Si svolta l’angolo, è tempo di ricominciare tutto da capo. Parte il girone di ritorno in A1 femminile e per la Sicily By Car Palermo è tempo di affrontare nuovamente quella serie di ‘avversarie impossibili’ che avevano baciato il ritorno nella massima serie dopo 29 anni. Domani, al PalaMangano, arriverà la Allianz Geas Sesto San Giovanni, ma sarà molto più di una semplice sfida di campionato.

Prima le fredde ragioni della testa. Si affrontano due squadre reduci da opposte fortune: la SBC Palermo di coach Santino Coppa deve dimenticare le due dolci vittorie consecutive ottenute con Empoli e Lucca. Sesto San Giovanni, dal canto suo, è il classico leone ferito, sconfitto contro pronostico da Empoli nel match dell’Epifania.
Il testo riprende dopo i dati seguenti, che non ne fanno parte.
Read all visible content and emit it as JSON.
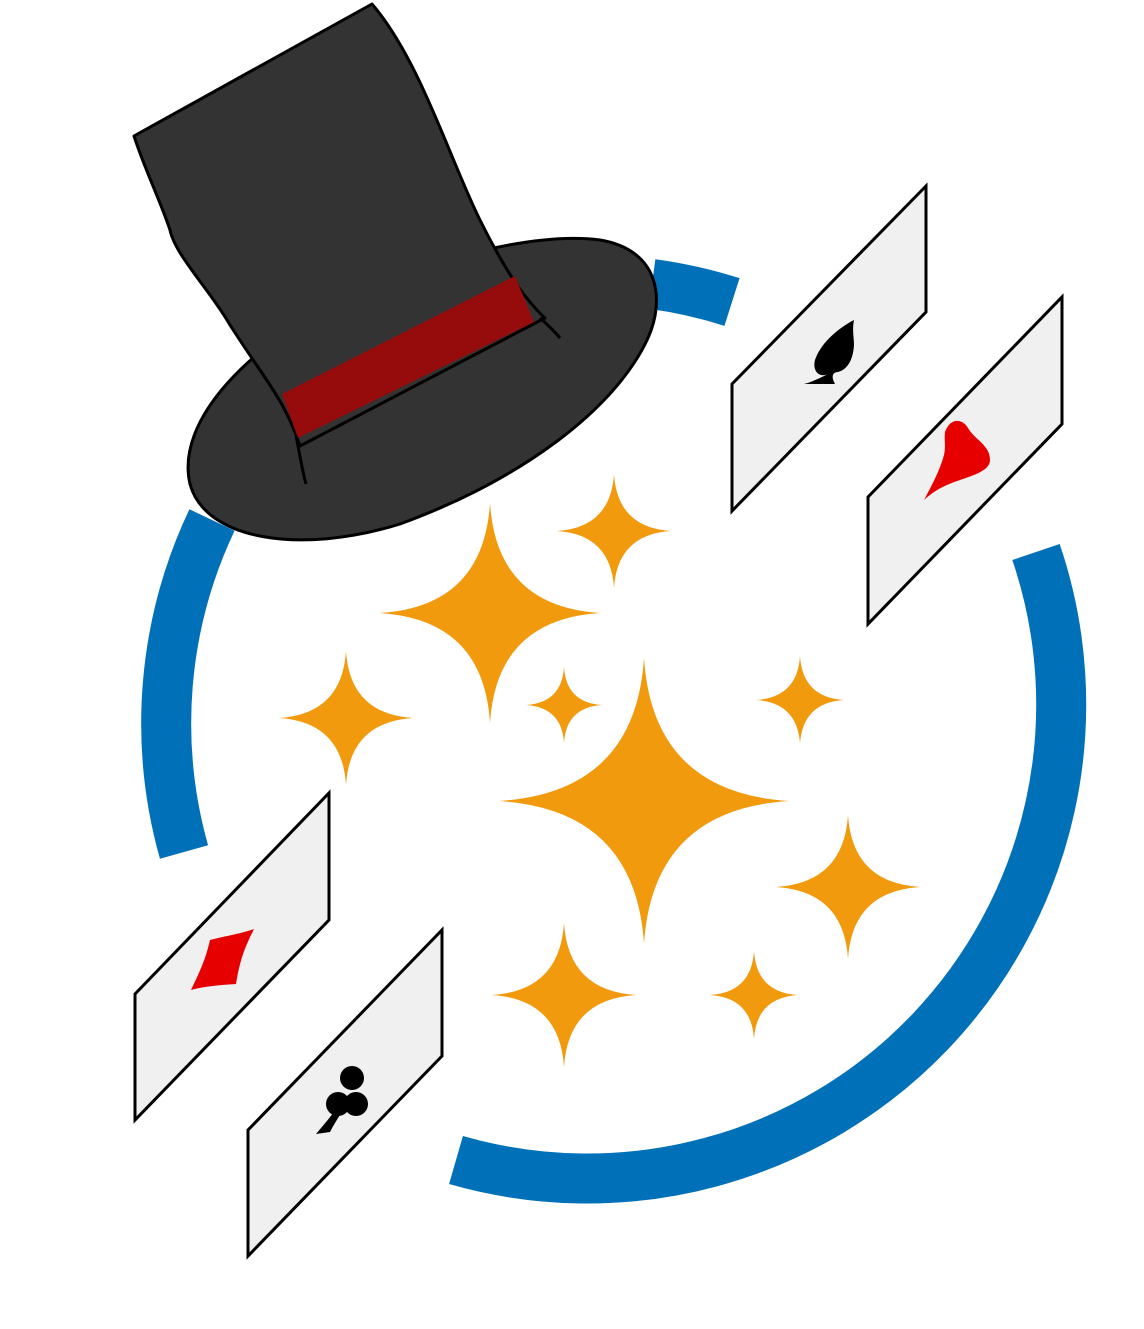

Squadra costruita per respirare ad elevate quote, la Geas allenata da coach Zanotti, vittoriosa all’andata nell’Opening Day di Chianciano per 70-57, ma con il ritorno delle siciliane nel finale (palla del -3 in mano a 2’ dalla sirena): sesto posto attuale, frutto di sette vittorie e sei sconfitte, molte delle quali a sorpresa.

Un roster di assoluto valore, impreziosito dai 16 punti di media a partita della guardia Usa Brooque Williams e dalla versatilità di una lunga atipica come Brunner (10,5 punti e 7,4 rimbalzi) capace di colpire un po’ in tutti i modi. Il ‘pericolo pubblico numero uno’, però, è anche uno dei motivi che rendono questo match perfettamente adatto a chi il cuore non l’avrà debole, ma sicuramente tenero si.
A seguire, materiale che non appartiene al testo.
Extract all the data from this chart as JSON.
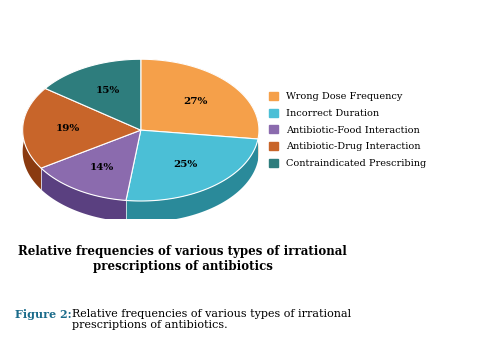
{
  "labels": [
    "Wrong Dose Frequency",
    "Incorrect Duration",
    "Antibiotic-Food Interaction",
    "Antibiotic-Drug Interaction",
    "Contraindicated Prescribing"
  ],
  "values": [
    27,
    25,
    14,
    19,
    15
  ],
  "colors": [
    "#F5A04A",
    "#4BBFD6",
    "#8B6BAE",
    "#C8652A",
    "#2E7D7D"
  ],
  "shadow_colors": [
    "#C07830",
    "#2A8A9A",
    "#5A4080",
    "#8A3A10",
    "#1A4A4A"
  ],
  "title": "Relative frequencies of various types of irrational\nprescriptions of antibiotics",
  "title_fontsize": 8.5,
  "figure_caption_bold": "Figure 2:",
  "figure_caption_rest": "  Relative frequencies of various types of irrational\nprescriptions of antibiotics.",
  "caption_fontsize": 8,
  "caption_color": "#1a6b8a",
  "background_color": "#ffffff",
  "startangle": 90,
  "legend_fontsize": 7
}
Sarà (nuovamente) derby tra sorelle: Marta Verona contro Costanza Verona. Il capitano della Sicily By Car, opposto alla sorella ex compagna di promozione in A1, pronta a tornare nella sua Palermo per provare a fare la stessa cosa della sorella maggiore, ossia vincere. Sin qui gran giocate e un apporto fondamentale alla sua squadra per la play palermitana, in forza al Geas: 11 punti, 4 rimbalzi e 3,7 assist nella sua quarta stagione in Serie A1 ad appena 20 anni. Si ritroveranno contro domenica, davanti agli occhi di mamma Simona Chines, attuale vicepresidente e giocatrice storica di Palermo, col cuore diviso a metà per le sue due figlie.

Sarà anche, e soprattutto il suo giorno, quello del #ChinesVeronaDay. Da capitano a vicepresidente, passando anche dal ruolo di allenatrice, 29 anni dopo Simona Chines ha riportato il Verga Palermo in A1, nella nuova società del presidente Adolfo Allegra, quest’anno sponsorizzata Sicily By Car. Una targa, proprio da parte del presidente, le sarà consegnata dalle sue due figlie, per la prima volta avversarie al PalaMangano, con indosso due maglie appartenute proprio alla mamma.
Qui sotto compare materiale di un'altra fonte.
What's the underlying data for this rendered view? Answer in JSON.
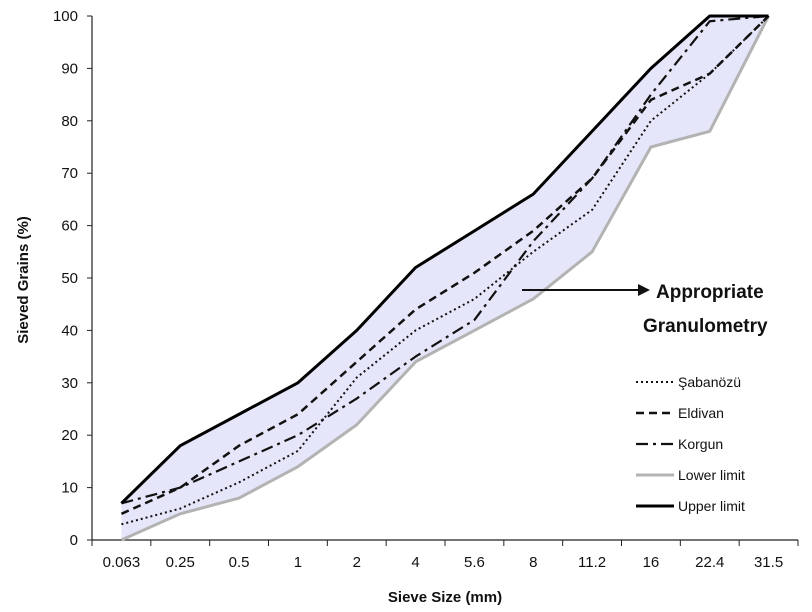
{
  "chart_data": {
    "type": "line",
    "xlabel": "Sieve Size (mm)",
    "ylabel": "Sieved Grains (%)",
    "ylim": [
      0,
      100
    ],
    "yticks": [
      0,
      10,
      20,
      30,
      40,
      50,
      60,
      70,
      80,
      90,
      100
    ],
    "categories": [
      "0.063",
      "0.25",
      "0.5",
      "1",
      "2",
      "4",
      "5.6",
      "8",
      "11.2",
      "16",
      "22.4",
      "31.5"
    ],
    "grid": false,
    "legend_position": "bottom-right",
    "series": [
      {
        "name": "Şabanözü",
        "style": "dotted",
        "color": "#111111",
        "values": [
          3,
          6,
          11,
          17,
          31,
          40,
          46,
          55,
          63,
          80,
          89,
          100
        ]
      },
      {
        "name": "Eldivan",
        "style": "dashed",
        "color": "#111111",
        "values": [
          5,
          10,
          18,
          24,
          34,
          44,
          51,
          59,
          69,
          84,
          89,
          100
        ]
      },
      {
        "name": "Korgun",
        "style": "dash-dot",
        "color": "#111111",
        "values": [
          7,
          10,
          15,
          20,
          27,
          35,
          42,
          57,
          69,
          85,
          99,
          100
        ]
      },
      {
        "name": "Lower limit",
        "style": "solid",
        "color": "#b3b3b3",
        "values": [
          0,
          5,
          8,
          14,
          22,
          34,
          40,
          46,
          55,
          75,
          78,
          100
        ]
      },
      {
        "name": "Upper limit",
        "style": "solid",
        "color": "#000000",
        "values": [
          7,
          18,
          24,
          30,
          40,
          52,
          59,
          66,
          78,
          90,
          100,
          100
        ]
      }
    ],
    "band": {
      "between": [
        "Lower limit",
        "Upper limit"
      ],
      "color": "#e6e6fa"
    },
    "annotation": {
      "lines": [
        "Appropriate",
        "Granulometry"
      ],
      "arrow": true
    }
  }
}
Questa sarà la suggestione, ma in palio ci saranno due punti pesantissimi per le rispettive corse in classifica: «Loro sono una squadra molto fisica, che mette tanta pressione – avverte Francesca Russo, guardia SBC Palermo -. Arrivano arrabbiate per aver perso una partita inaspettata. Dobbiamo affrontarle pensando a come l’abbiamo preparata, focalizzandoci sul lavoro fatto in settimana, così da non vanificare quanto di importante costruito con le vittorie di Lucca e contro Empoli».Palla a due domani, domenica 12 gennaio (ore 18, PalaMangano), affidata a William Raimondo di Scicli (RG), Francesco Praticò di Reggio Calabria (RC) e Laura Pallaoro di Trento (TN).